I would say that these 2009 N.S.R. voyages do indicate that the smaller shipping companies are looking at these routes with increasing interest. I suspect the larger container ship & tanker companies understand the complexities of Arctic navigation and the many challenges to the just-in-time (seamless, integrated) systems that they run. They will have many others, over decades, test the waters to see how viable the northern routes are.
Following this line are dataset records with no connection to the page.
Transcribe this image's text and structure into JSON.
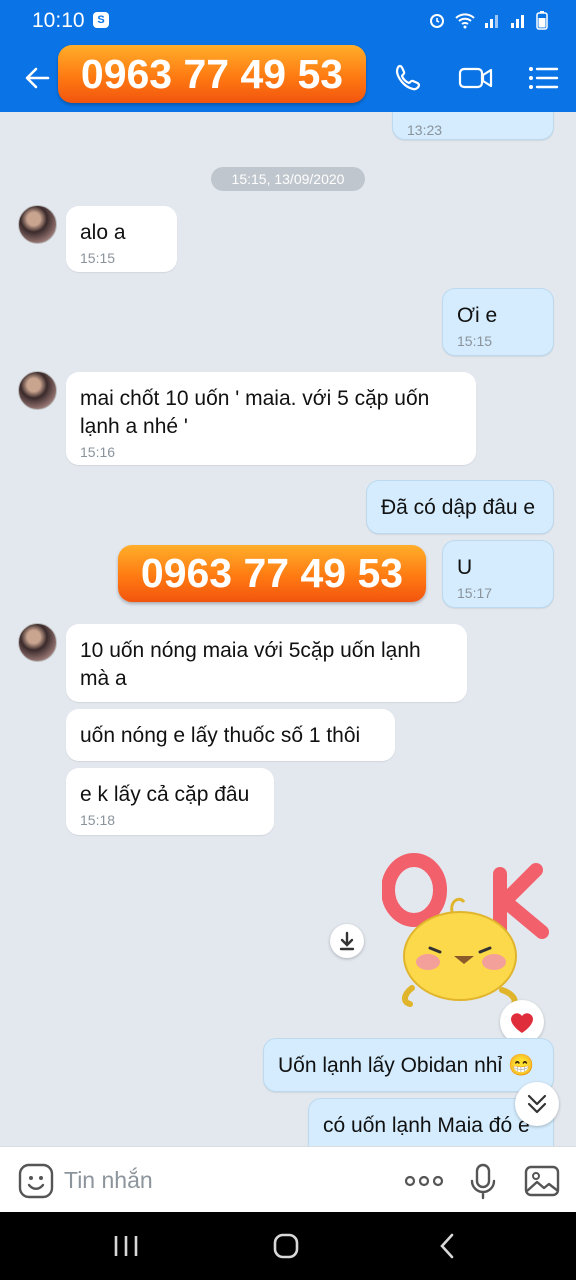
{
  "status_bar": {
    "time": "10:10",
    "notification_badge": "S"
  },
  "header": {
    "phone_banner": "0963 77 49 53"
  },
  "chat": {
    "partial_message_time": "13:23",
    "date_separator": "15:15, 13/09/2020",
    "messages": [
      {
        "side": "in",
        "text": "alo a",
        "time": "15:15"
      },
      {
        "side": "out",
        "text": "Ơi e",
        "time": "15:15"
      },
      {
        "side": "in",
        "text": " mai chốt  10 uốn ' maia. với 5 cặp uốn lạnh a nhé '",
        "time": "15:16"
      },
      {
        "side": "out",
        "text": "Đã có dập đâu e",
        "time": ""
      },
      {
        "side": "out",
        "text": "U",
        "time": "15:17"
      },
      {
        "side": "in",
        "text": "  10 uốn nóng maia với 5cặp uốn lạnh mà a",
        "time": ""
      },
      {
        "side": "in",
        "text": " uốn nóng e lấy thuốc số 1 thôi",
        "time": ""
      },
      {
        "side": "in",
        "text": " e k lấy cả cặp đâu",
        "time": "15:18"
      },
      {
        "side": "out",
        "text": "Uốn lạnh lấy Obidan nhỉ 😁",
        "time": ""
      },
      {
        "side": "out",
        "text": "có uốn lạnh Maia đó e",
        "time": ""
      }
    ],
    "middle_banner": "0963 77 49 53",
    "sticker_text": "OK"
  },
  "input_bar": {
    "placeholder": "Tin nhắn"
  },
  "colors": {
    "header_blue": "#0a74e6",
    "outgoing_bubble": "#d4ecfd",
    "incoming_bubble": "#ffffff",
    "chat_background": "#e3e8ef",
    "banner_orange": "#ff7a12",
    "sticker_pink": "#f2606b",
    "sticker_yellow": "#fbd94a"
  },
  "icons": {
    "back": "arrow-left-icon",
    "call": "phone-icon",
    "video": "video-camera-icon",
    "menu": "list-icon",
    "sticker": "smiley-icon",
    "more": "more-dots-icon",
    "voice": "microphone-icon",
    "gallery": "image-icon",
    "download": "download-icon",
    "reaction": "heart-icon",
    "scroll_down": "double-chevron-down-icon"
  }
}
With the extraordinary way the Arctic sea ice is melting/ retreating, a very plausible trans-Arctic route remains, in my mind, right across the central Arctic Ocean, at least during a summer “window of opportunity.”



Finally, here’s an excerpt from a report on the progress of the two ships sent Thursday by Niels Stolberg, the president and chief executive of the Beluga Group:

Currently the weather situation is favorable, despite sporadic snowfalls, fog and lower temperatures than a week ago. Near the northwest side of Ayon Island the masters had to watch out for ice fields and small ice blocks on Monday as well as on Wednesday morning during the first miles through the Sannikov Strait. “We proceed with utmost precaution through this area”, Captain Aleksander Antonov assured from the bridge of MV “Beluga Fraternity”. The ice concentration of the small floes was about 10 to 30 percent and the mini-icebergs jutting out of the water by about one meter provided for a situation which was mastered by the modern multipurpose heavy lift project carriers being built with ice class E3 and the experience of the captains. To assure for further safe passage and fulfil the obligations by Russian government, ice pilots from the ice breaker crew are now joining the bridges of MV “Beluga Fraternity” and MV “Beluga Foresight” to guide the vessels through the most demanding Vilkizki Strait. This most northerly point of the entire Northeast-Passage will be reached within this Friday, 4th of September: according to the analysis of the meteorologists thick ice blocks are to be expected in the southern area of the Vilkizki Strait as well as compact ice fields at the western exit and the entrance to the Kara Sea. In all likelihood, thereafter the journey should be free of ice all the way into the bay of River Ob.